11. The specific syllable includes 'sa',
'Set', 'ta', 'ma', 'mi', 'mu', 'me',
'Well', 'Wa', 'O', 'B', 'Bi', 'Bu',
The image according to claim 2, wherein the image includes part or all of “be”, “bo”, “ぱ”, “ぴ”, “ぷ”, “ぺ”, and “ぽ”. Sound processing device.

12. The image acoustic processing apparatus according to claim 1, wherein the syllable is identified based on character data.

13. A computer for identifying a vowel included in a syllable pronounced by the waveform data, generating a sound based on the waveform data, and an image for expressing a mouth when the vowel is pronounced. Transferring data to an image display circuit; and displaying an image based on the image data;
A machine-readable recording medium in which program data for executing the program is stored.

14. A computer for identifying whether or not a syllable pronounced by waveform data is a predetermined specific syllable; and when the specific syllable is identified, the computer outputs Generating sound based on the image data, and, when the specific syllable is identified, image data for expressing a half-open mouth and image data for expressing a mouth when a vowel included in the syllable is to be pronounced. Transferring the image to the image display circuit, and displaying an image representing the mouth when the vowel is pronounced, following the image representing the half-open mouth,
A machine-readable recording medium in which program data for executing the program is stored.

15. A computer, comprising: determining whether or not continuous syllables produced by waveform data include the same vowel; and determining if the continuous syllable includes the same vowel. Generating sound based on the waveform data; and, when identifying that the continuous syllables include the same vowel, image data for expressing a mouth when the vowel included in the syllable is to be pronounced. And transferring image data for expressing the half-open mouth to an image display circuit; and an image for expressing the half-open mouth between images for expressing the mouth that pronounces each of the continuous syllables. And a machine-readable recording medium storing program data for executing the steps.

16. A computer for identifying whether or not continuous syllables produced by the waveform data include different vowels. If the computer determines that the continuous syllables include different vowels, Generating sound based on the image data, and, when the consecutive syllables are identified as including different vowels, image data for expressing a mouth when each vowel is pronounced and an opening of an intermediate mouth between the different vowels Transferring image data for expressing one of the two vowels to an image display circuit, and opening an intermediate mouth between these two types of vowels between the images for expressing the mouths producing each of the different vowels Displaying an image representing the following, and a machine-readable recording medium storing program data for executing the image.

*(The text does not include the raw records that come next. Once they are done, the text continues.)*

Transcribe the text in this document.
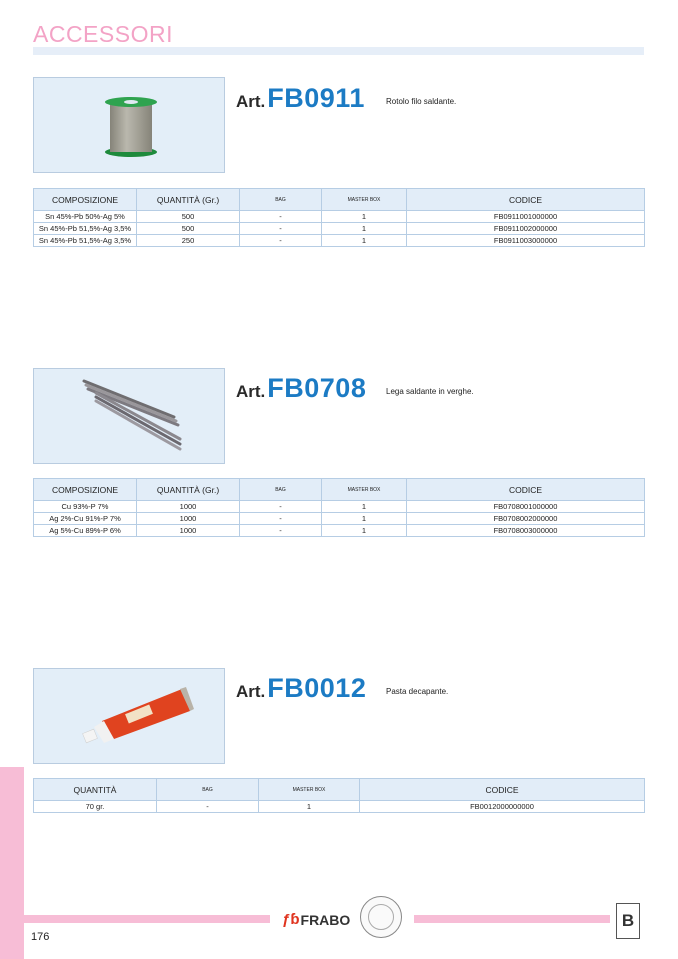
ACCESSORI
Art. FB0911	Rotolo filo saldante.
COMPOSIZIONE	QUANTITÀ (Gr.)	BAG	MASTER BOX	CODICE
Sn 45%-Pb 50%-Ag 5%	500	-	1	FB0911001000000
Sn 45%-Pb 51,5%-Ag 3,5%	500	-	1	FB0911002000000
Sn 45%-Pb 51,5%-Ag 3,5%	250	-	1	FB0911003000000
Art. FB0708 Lega saldante in verghe.
COMPOSIZIONE	QUANTITÀ (Gr.)	BAG	MASTER BOX	CODICE
Cu 93%-P 7%	1000	-	1	FB0708001000000
Ag 2%-Cu 91%-P 7%	1000	-	1	FB0708002000000
Ag 5%-Cu 89%-P 6%	1000	-	1	FB0708003000000
Art. FB0012 Pasta decapante.
QUANTITÀ	BAG	MASTER BOX	CODICE
70 gr.	-	1	FB0012000000000
176
ƒɓ FRABO	B
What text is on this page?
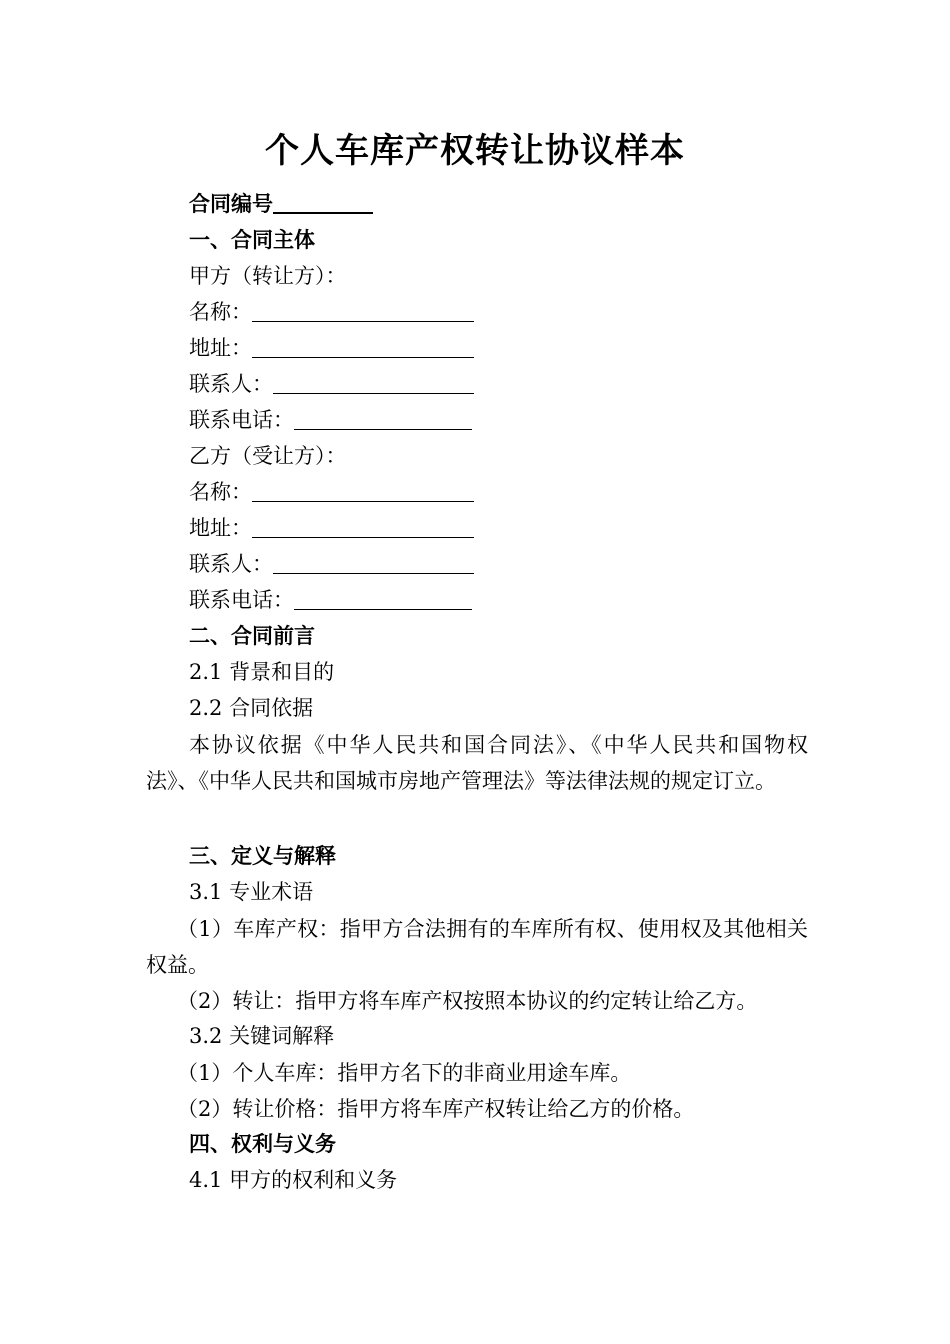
个人车库产权转让协议样本
合同编号
一、合同主体
甲方（转让方）：
名称：
地址：
联系人：
联系电话：
乙方（受让方）：
名称：
地址：
联系人：
联系电话：
二、合同前言
2.1 背景和目的
2.2 合同依据
本协议依据《中华人民共和国合同法》、《中华人民共和国物权法》、《中华人民共和国城市房地产管理法》等法律法规的规定订立。
三、定义与解释
3.1 专业术语
（1）车库产权：指甲方合法拥有的车库所有权、使用权及其他相关权益。
（2）转让：指甲方将车库产权按照本协议的约定转让给乙方。
3.2 关键词解释
（1）个人车库：指甲方名下的非商业用途车库。
（2）转让价格：指甲方将车库产权转让给乙方的价格。
四、权利与义务
4.1 甲方的权利和义务
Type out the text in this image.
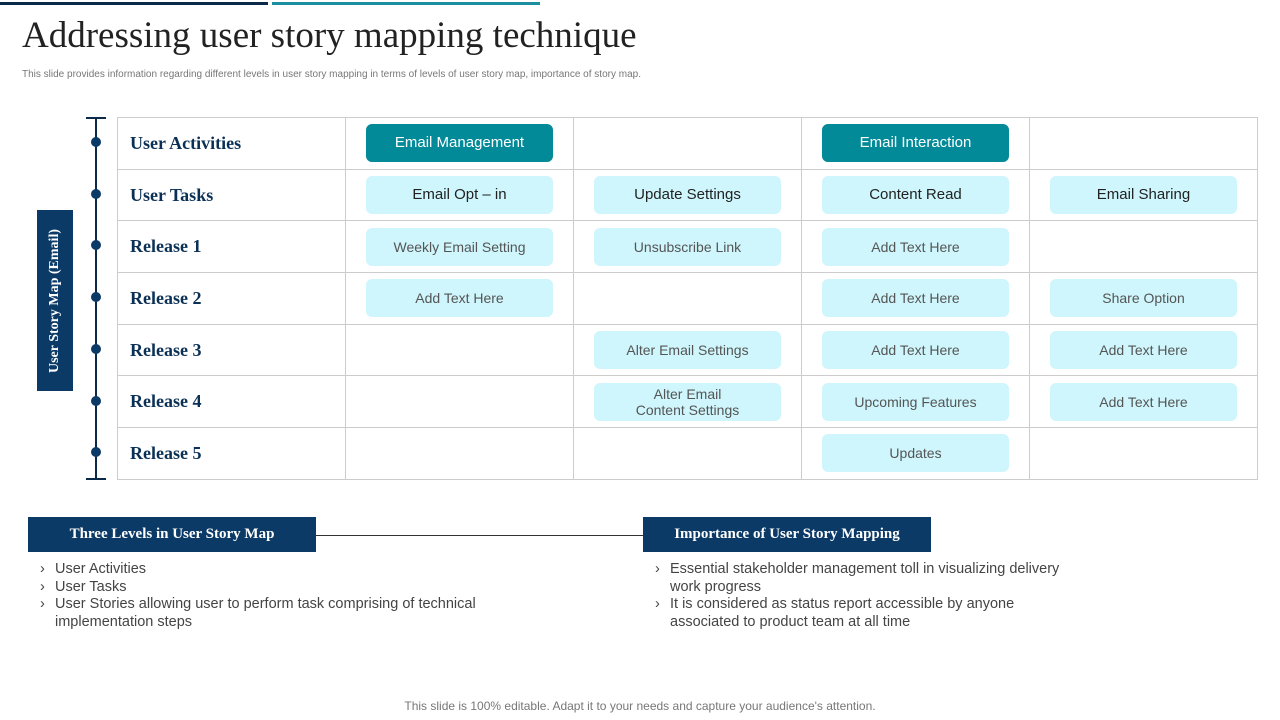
Addressing user story mapping technique
This slide provides information regarding different levels in user story mapping in terms of levels of user story map, importance of story map.
User Story Map (Email)
User Activities	Email Management		Email Interaction	

User Tasks	Email Opt – in	Update Settings	Content Read	Email Sharing

Release 1	Weekly Email Setting	Unsubscribe Link	Add Text Here	

Release 2	Add Text Here		Add Text Here	Share Option

Release 3		Alter Email Settings	Add Text Here	Add Text Here

Release 4		Alter Email
Content Settings	Upcoming Features	Add Text Here

Release 5			Updates	

Three Levels in User Story Map	Importance of User Story Mapping
› User Activities
› User Tasks
› User Stories allowing user to perform task comprising of technical implementation steps
› Essential stakeholder management toll in visualizing delivery work progress
› It is considered as status report accessible by anyone associated to product team at all time
This slide is 100% editable. Adapt it to your needs and capture your audience's attention.
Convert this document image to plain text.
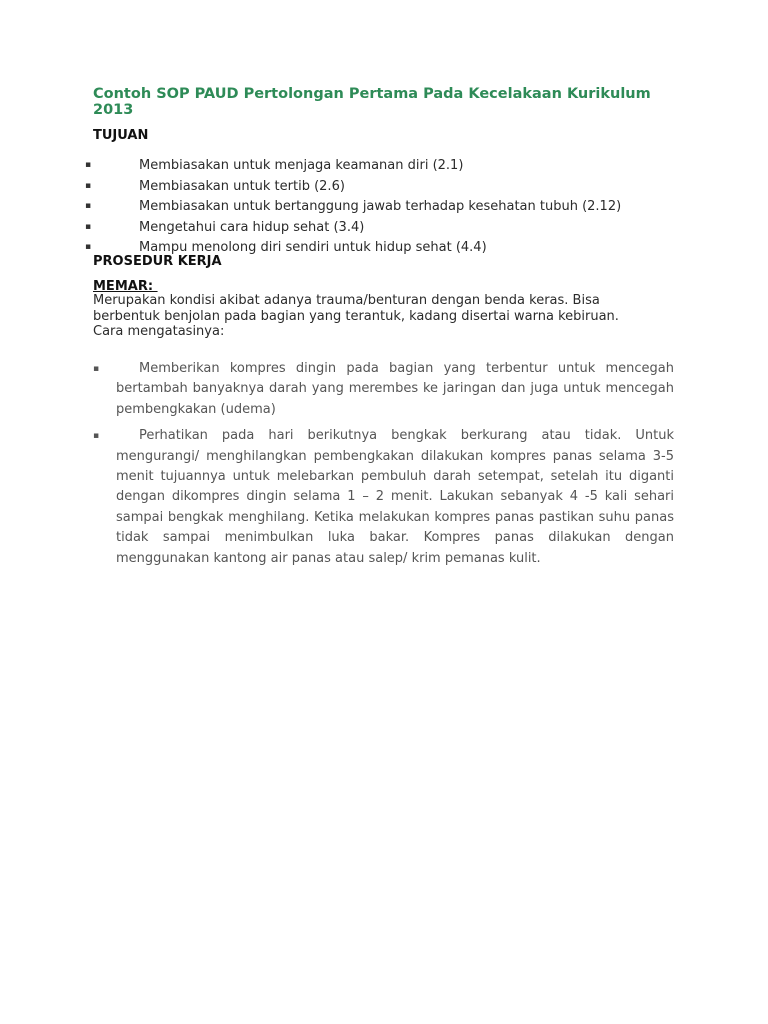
Contoh SOP PAUD Pertolongan Pertama Pada Kecelakaan Kurikulum 2013
TUJUAN
▪	Membiasakan untuk menjaga keamanan diri (2.1)
▪	Membiasakan untuk tertib (2.6)
▪	Membiasakan untuk bertanggung jawab terhadap kesehatan tubuh (2.12)
▪	Mengetahui cara hidup sehat (3.4)
▪	Mampu menolong diri sendiri untuk hidup sehat (4.4)
PROSEDUR KERJA
MEMAR:

Merupakan kondisi akibat adanya trauma/benturan dengan benda keras. Bisa berbentuk benjolan pada bagian yang terantuk, kadang disertai warna kebiruan. Cara mengatasinya:

▪	Memberikan kompres dingin pada bagian yang terbentur untuk mencegah bertambah banyaknya darah yang merembes ke jaringan dan juga untuk mencegah pembengkakan (udema)
▪	Perhatikan pada hari berikutnya bengkak berkurang atau tidak. Untuk mengurangi/ menghilangkan pembengkakan dilakukan kompres panas selama 3-5 menit tujuannya untuk melebarkan pembuluh darah setempat, setelah itu diganti dengan dikompres dingin selama 1 – 2 menit. Lakukan sebanyak 4 -5 kali sehari sampai bengkak menghilang. Ketika melakukan kompres panas pastikan suhu panas tidak sampai menimbulkan luka bakar. Kompres panas dilakukan dengan menggunakan kantong air panas atau salep/ krim pemanas kulit.
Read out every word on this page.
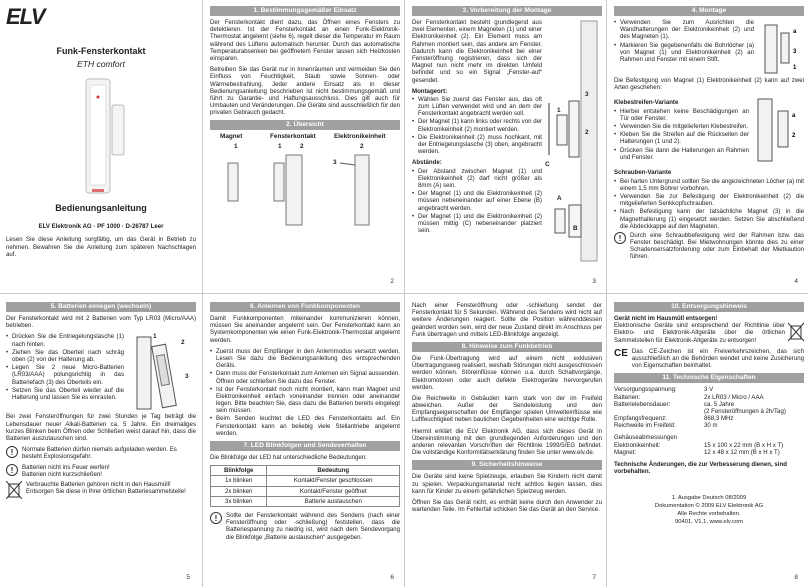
ELV
Funk-Fensterkontakt
ETH comfort
Bedienungsanleitung
ELV Elektronik AG · PF 1000 · D-26787 Leer

Lesen Sie diese Anleitung sorgfältig, um das Gerät in Betrieb zu nehmen. Bewahren Sie die Anleitung zum späteren Nachschlagen auf.

1. Bestimmungsgemäßer Einsatz

Der Fensterkontakt dient dazu, das Öffnen eines Fensters zu detektieren. Ist der Fensterkontakt an einen Funk-Elektronik-Thermostat angelernt (siehe 6), regelt dieser die Temperatur im Raum während des Lüftens automatisch herunter. Durch das automatische Temperaturabsenken bei geöffnetem Fenster lassen sich Heizkosten einsparen.

Betreiben Sie das Gerät nur in Innenräumen und vermeiden Sie den Einfluss von Feuchtigkeit, Staub sowie Sonnen- oder Wärmebestrahlung. Jeder andere Einsatz als in dieser Bedienungsanleitung beschrieben ist nicht bestimmungsgemäß und führt zu Garantie- und Haftungsausschluss. Dies gilt auch für Umbauten und Veränderungen. Die Geräte sind ausschließlich für den privaten Gebrauch gedacht.

2. Übersicht
Magnet	Fensterkontakt	Elektronikeinheit
1	1	2	2
3
2
3. Vorbereitung der Montage

Der Fensterkontakt besteht grundlegend aus zwei Elementen, einem Magneten (1) und einer Elektronikeinheit (2). Ein Element muss am Rahmen montiert sein, das andere am Fenster. Dadurch kann die Elektronikeinheit bei einer Fensteröffnung registrieren, dass sich der Magnet nun nicht mehr im direkten Umfeld befindet und so ein Signal „Fenster-auf“ gesendet.

Montageort:
• Wählen Sie zuerst das Fenster aus, das oft zum Lüften verwendet wird und an dem der Fensterkontakt angebracht werden soll.
• Der Magnet (1) kann links oder rechts von der Elektronikeinheit (2) montiert werden.
• Die Elektronikeinheit (2) muss hochkant, mit der Entriegelungslasche (3) oben, angebracht werden.
Abstände:
• Der Abstand zwischen Magnet (1) und Elektronikeinheit (2) darf nicht größer als 8mm (A) sein.
• Der Magnet (1) und die Elektronikeinheit (2) müssen nebeneinander auf einer Ebene (B) angebracht werden.
• Der Magnet (1) und die Elektronikeinheit (2) müssen mittig (C) nebeneinander platziert sein.
3
1
2
C
A
B
3
4. Montage
• Verwenden Sie zum Ausrichten die Wandhalterungen der Elektronikeinheit (2) und des Magneten (1).
• Markieren Sie gegebenenfalls die Bohrlöcher (a) von Magnet (1) und Elektronikeinheit (2) an Rahmen und Fenster mit einem Stift.
a
3
1

Die Befestigung von Magnet (1) Elektronikeinheit (2) kann auf zwei Arten geschehen:

Klebestreifen-Variante
• Hierbei entstehen keine Beschädigungen an Tür oder Fenster.
• Verwenden Sie die mitgelieferten Klebestreifen.
• Kleben Sie die Streifen auf die Rückseiten der Halterungen (1 und 2).
• Drücken Sie dann die Halterungen an Rahmen und Fenster.
a
2
Schrauben-Variante
• Bei harten Untergrund sollten Sie die angezeichneten Löcher (a) mit einem 1,5 mm Bohrer vorbohren.
• Verwenden Sie zur Befestigung der Elektronikeinheit (2) die mitgelieferten Senkkopfschrauben.
• Nach Befestigung kann der tatsächliche Magnet (3) in die Magnethalterung (1) eingesetzt werden. Setzen Sie abschließend die Abdeckkappe auf den Magneten.
!	Durch eine Schraubbefestigung wird der Rahmen bzw. das Fenster beschädigt. Bei Mietwohnungen könnte dies zu einer Schadensersatzforderung oder zum Einbehalt der Mietkaution führen.
4
5. Batterien einlegen (wechseln)

Der Fensterkontakt wird mit 2 Batterien vom Typ LR03 (Micro/AAA) betrieben.

• Drücken Sie die Entriegelungslasche (1) nach hinten.
• Ziehen Sie das Oberteil nach schräg oben (2) von der Halterung ab.
• Legen Sie 2 neue Micro-Batterien (LR03/AAA) polungsrichtig in das Batteriefach (3) des Oberteils ein.
• Setzen Sie das Oberteil wieder auf die Halterung und lassen Sie es einrasten.
1
2
3

Bei zwei Fensteröffnungen für zwei Stunden je Tag beträgt die Lebensdauer neuer Alkali-Batterien ca. 5 Jahre. Ein dreimaliges kurzes Blinken beim Öffnen oder Schließen weist darauf hin, dass die Batterien auszutauschen sind.

!	Normale Batterien dürfen niemals aufgeladen werden. Es besteht Explosionsgefahr.
!	Batterien nicht ins Feuer werfen!
Batterien nicht kurzschließen!
Verbrauchte Batterien gehören nicht in den Hausmüll! Entsorgen Sie diese in Ihrer örtlichen Batteriesammelstelle!
5
6. Anlernen von Funkkomponenten

Damit Funkkomponenten miteinander kommunizieren können, müssen Sie aneinander angelernt sein. Der Fensterkontakt kann an Systemkomponenten wie einen Funk-Elektronik-Thermostat angelernt werden.

• Zuerst muss der Empfänger in den Anlernmodus versetzt werden. Lesen Sie dazu die Bedienungsanleitung des entsprechenden Geräts.
• Dann muss der Fensterkontakt zum Anlernen ein Signal aussenden. Öffnen oder schließen Sie dazu das Fenster.
• Ist der Fensterkontakt noch nicht montiert, kann man Magnet und Elektronikeinheit einfach voneinander trennen oder aneinander legen. Bitte beachten Sie, dass dazu die Batterien bereits eingelegt sein müssen.
• Beim Senden leuchtet die LED des Fensterkontakts auf. Ein Fensterkontakt kann an beliebig viele Stellantriebe angelernt werden.
7. LED Blinkfolgen und Sendeverhalten

Die Blinkfolge der LED hat unterschiedliche Bedeutungen:

Blinkfolge	Bedeutung
1x blinken	Kontakt/Fenster geschlossen
2x blinken	Kontakt/Fenster geöffnet
3x blinken	Batterie austauschen
!	Sollte der Fensterkontakt während des Sendens (nach einer Fensteröffnung oder -schließung) feststellen, dass die Batteriespannung zu niedrig ist, wird nach dem Sendevorgang die Blinkfolge „Batterie austauschen“ ausgegeben.
6

Nach einer Fensteröffnung oder -schließung sendet der Fensterkontakt für 5 Sekunden. Während des Sendens wird nicht auf weitere Änderungen reagiert. Sollte die Position währenddessen geändert worden sein, wird der neue Zustand direkt im Anschluss per Funk übertragen und mittels LED-Blinkfolge angezeigt.

8. Hinweise zum Funkbetrieb

Die Funk-Übertragung wird auf einem nicht exklusiven Übertragungsweg realisiert, weshalb Störungen nicht ausgeschlossen werden können. Störeinflüsse können u.a. durch Schaltvorgänge, Elektromotoren oder auch defekte Elektrogeräte hervorgerufen werden.

Die Reichweite in Gebäuden kann stark von der im Freifeld abweichen. Außer der Sendeleistung und den Empfangseigenschaften der Empfänger spielen Umwelteinflüsse wie Luftfeuchtigkeit neben baulichen Gegebenheiten eine wichtige Rolle.

Hiermit erklärt die ELV Elektronik AG, dass sich dieses Gerät in Übereinstimmung mit den grundlegenden Anforderungen und den anderen relevanten Vorschriften der Richtlinie 1999/5/EG befindet. Die vollständige Konformitätserklärung finden Sie unter www.elv.de.

9. Sicherheitshinweise

Die Geräte sind keine Spielzeuge, erlauben Sie Kindern nicht damit zu spielen. Verpackungsmaterial nicht achtlos liegen lassen, dies kann für Kinder zu einem gefährlichen Spielzeug werden.

Öffnen Sie das Gerät nicht, es enthält keine durch den Anwender zu wartenden Teile. Im Fehlerfall schicken Sie das Gerät an den Service.

7
10. Entsorgungshinweis
Gerät nicht im Hausmüll entsorgen!

Elektronische Geräte sind entsprechend der Richtlinie über Elektro- und Elektronik-Altgeräte über die örtlichen Sammelstellen für Elektronik-Altgeräte zu entsorgen!

CE Das CE-Zeichen ist ein Freiverkehrszeichen, das sich ausschließlich an die Behörden wendet und keine Zusicherung von Eigenschaften beinhaltet.

11. Technische Eigenschaften
Versorgungsspannung:	3 V
Batterien:	2x LR03 / Micro / AAA
Batterielebensdauer:	ca. 5 Jahre
(2 Fensteröffnungen à 2h/Tag)
Empfangsfrequenz:	868,3 MHz
Reichweite im Freifeld:	30 m
Gehäuseabmessungen
Elektronikeinheit:	15 x 100 x 22 mm (B x H x T)
Magnet:	12 x 48 x 12 mm (B x H x T)
Technische Änderungen, die zur Verbesserung dienen, sind vorbehalten.
1. Ausgabe Deutsch 08/2009
Dokumentation © 2009 ELV Elektronik AG
Alle Rechte vorbehalten.
90401, V1.1, www.elv.com
8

17. A computer, comprising: determining whether a syllable pronounced by waveform data includes a sound-repelling sound; and generating a sound based on the waveform data when the syllable is determined to include a sound-repelling sound. Transferring the image data for expressing the closed mouth to an image display circuit when the syllable includes a sound-repelling sound; anddisplaying an image representing the closed mouth,
A machine-readable recording medium in which program data for executing the program is stored.